つまり、これからも作られ続ける可能性は、残念ながら高いということだ。

見て楽しむ人が居るから当然だろう。




では、なぜ論破ショーなるエンターテイメントを見て楽しむ人たちが居るのだろうか。


私は、その背景に、現代の日本が持つ特有の問題が影響していると考えている。


日々、コスパやタイパに追われ、身の回りで利用するものは、定型化が進んでいる。

利用する側は、個人の都合を主張できず、相手が差し出す定型化されたものを、主張されるまま受け取り、自分をその型に合わせなければならない。

一言だけでも言いたいけれど、それも言えずに、型に嵌められた生活を強いられて、ストレスは鬱積する一方だ。

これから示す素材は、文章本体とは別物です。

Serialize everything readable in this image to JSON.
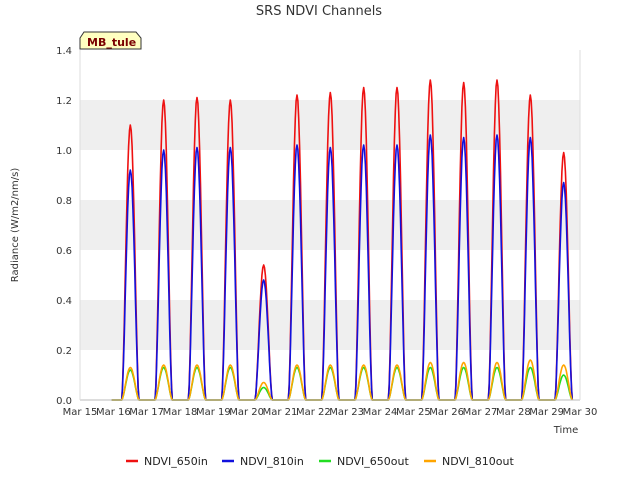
{
  "chart_data": {
    "type": "line",
    "title": "SRS NDVI Channels",
    "xlabel": "Time",
    "ylabel": "Radiance (W/m2/nm/s)",
    "badge": "MB_tule",
    "ylim": [
      0,
      1.4
    ],
    "xlim": [
      15,
      30
    ],
    "x_ticks": [
      "Mar 15",
      "Mar 16",
      "Mar 17",
      "Mar 18",
      "Mar 19",
      "Mar 20",
      "Mar 21",
      "Mar 22",
      "Mar 23",
      "Mar 24",
      "Mar 25",
      "Mar 26",
      "Mar 27",
      "Mar 28",
      "Mar 29",
      "Mar 30"
    ],
    "y_ticks": [
      "0.0",
      "0.2",
      "0.4",
      "0.6",
      "0.8",
      "1.0",
      "1.2",
      "1.4"
    ],
    "grid": "horizontal bands",
    "legend_position": "bottom",
    "days": [
      "Mar 16",
      "Mar 17",
      "Mar 18",
      "Mar 19",
      "Mar 20",
      "Mar 21",
      "Mar 22",
      "Mar 23",
      "Mar 24",
      "Mar 25",
      "Mar 26",
      "Mar 27",
      "Mar 28",
      "Mar 29"
    ],
    "series": [
      {
        "name": "NDVI_650in",
        "color": "#ee1111",
        "daily_peak": [
          1.1,
          1.2,
          1.21,
          1.2,
          0.54,
          1.22,
          1.23,
          1.25,
          1.25,
          1.28,
          1.27,
          1.28,
          1.22,
          0.99
        ]
      },
      {
        "name": "NDVI_810in",
        "color": "#1111dd",
        "daily_peak": [
          0.92,
          1.0,
          1.01,
          1.01,
          0.48,
          1.02,
          1.01,
          1.02,
          1.02,
          1.06,
          1.05,
          1.06,
          1.05,
          0.87
        ]
      },
      {
        "name": "NDVI_650out",
        "color": "#22dd22",
        "daily_peak": [
          0.12,
          0.13,
          0.13,
          0.13,
          0.05,
          0.13,
          0.13,
          0.13,
          0.13,
          0.13,
          0.13,
          0.13,
          0.13,
          0.1
        ]
      },
      {
        "name": "NDVI_810out",
        "color": "#ffa500",
        "daily_peak": [
          0.13,
          0.14,
          0.14,
          0.14,
          0.07,
          0.14,
          0.14,
          0.14,
          0.14,
          0.15,
          0.15,
          0.15,
          0.16,
          0.14
        ]
      }
    ]
  }
}
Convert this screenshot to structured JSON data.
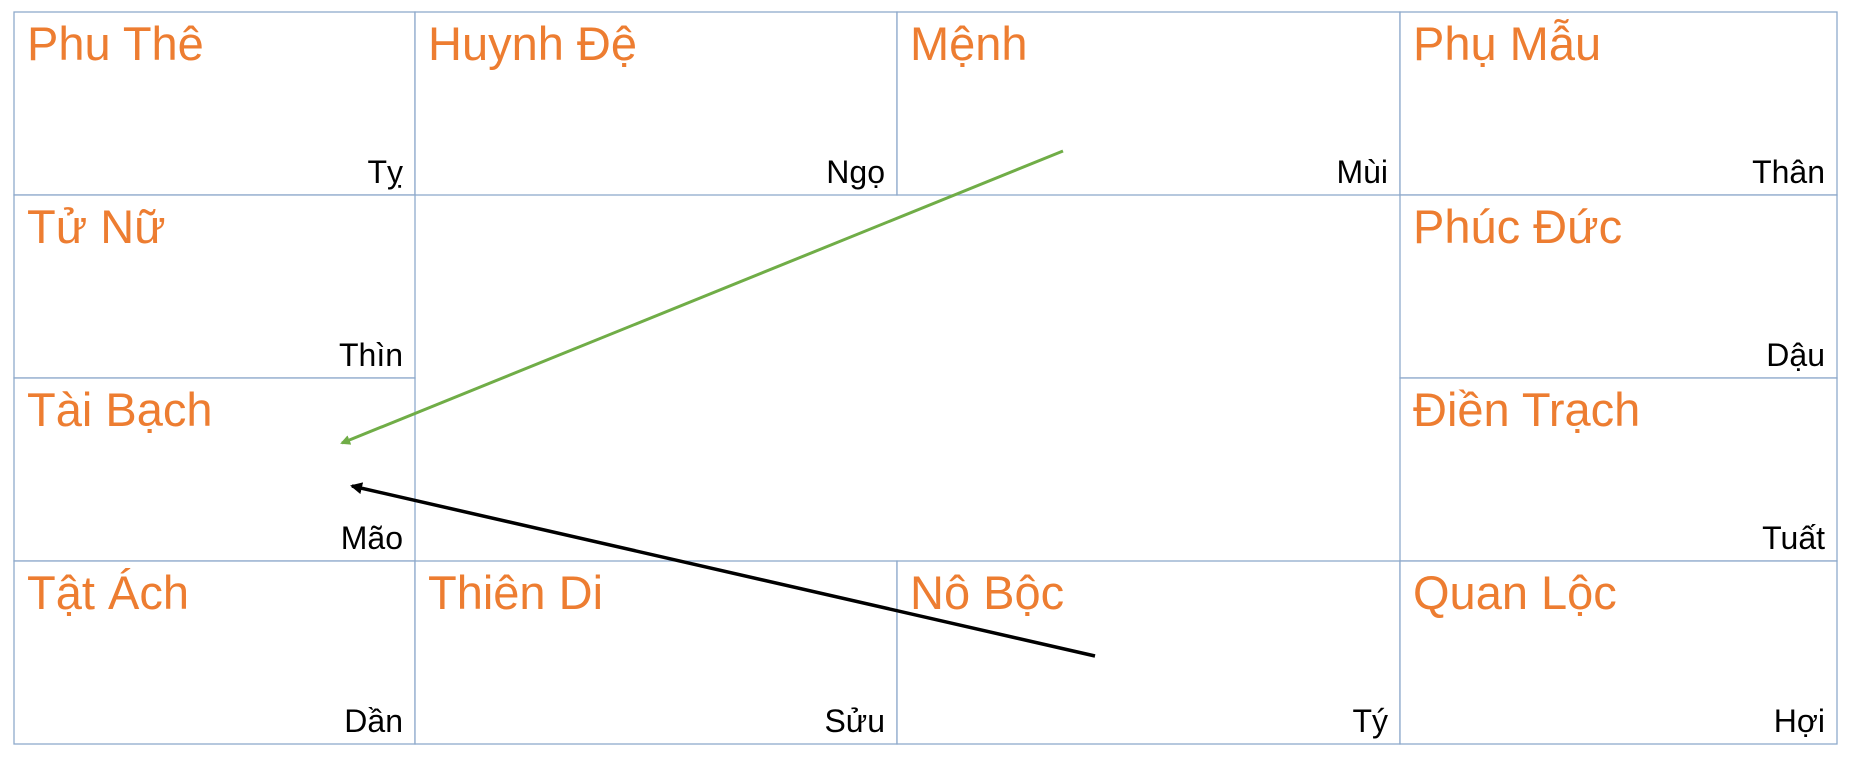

このようなストレスの受け皿が、論破ショーなのではないか。


つまり、論破ショーが人気を集めるのは、言いたいことも言えない世の中で、鬱積するストレスで潰されそうな毎日における“ささやかな気分転換”の機会だからかもしれない。

例えば、他国に比べ、日本人に猫好きが多いのは、忙しい毎日に追われて休みたいけど休めない中、のんびりまったり毛繕いして昼寝している猫に惹かれ、そんな猫で気分転換できるのと同じような……


ただし、論破ショーの魅力は、“ささやかな気分転換”だけではない。

見ている論破ショーで、自分のお気に入りの出演者が、自分が言葉にできなかった主張を上手に代弁して、自分と意見が合わない出演者を、論破したとなれば、承認欲求も満たされ、自己肯定感も高まり、ストレス発散の爽快感は半端ではないだろう。




しかし、その気分転換や爽快感にどっぷり嵌まっているだけでいいのだろうか。

総じて言うならば、ストレス発散の為に夢中になって論破ショーばかりを見ることも、論破の爽快感に惹かれて実生活でも“論破”に囚われるのも、ストレスに自分を見失って踊らされているにすぎないような気がする。


勿論、上手にストレス発散する事も大切だ。

しかし、同じくらい大切なことがあると思う。


端的に言えば、論破を目的にしない方が良い。

目的とすべきは、議論の参加者がお互いに、議論前に気づいていなかった新しい気付きを追求し合い、共に知識や理解を深めることである。

論破は、その目的達成の過程で、場合によっては有り得るに過ぎないものだ。


論破ショーは、エンターテイメントとして、その部分を切り抜いて、楽しめる映像が作られているが、実生活の中での議論においては忌避すべきことだと思う。

議論するからと呼ばれて行ったら、論破されただけだったとなれば、その相手は二度と議論のテーブルにつかないだろう。

その相手とは新しい気付きを追究しあって、ともに知識や理解を深めることができない。

始めから人間関係を壊すつもりで論破することもあるだろうが、それならば初めからクリエイティブであるべき議論の場に呼ぶ必要は無いだろう。


多様化の進むこれからの社会において重要になるのは、「議論は、論破が目的ではなく、新しい事を見出すことが目的であって、議論の参加者は協力者だ」と、論破というフレーズを聞く度に、強く意識したい。


願わくば、討論や議論と標榜せずに、「言い合い」「悪口合戦」「論破ショー」「自論紹介」と台本の無いように即してタイトルを謳って欲しいものだ。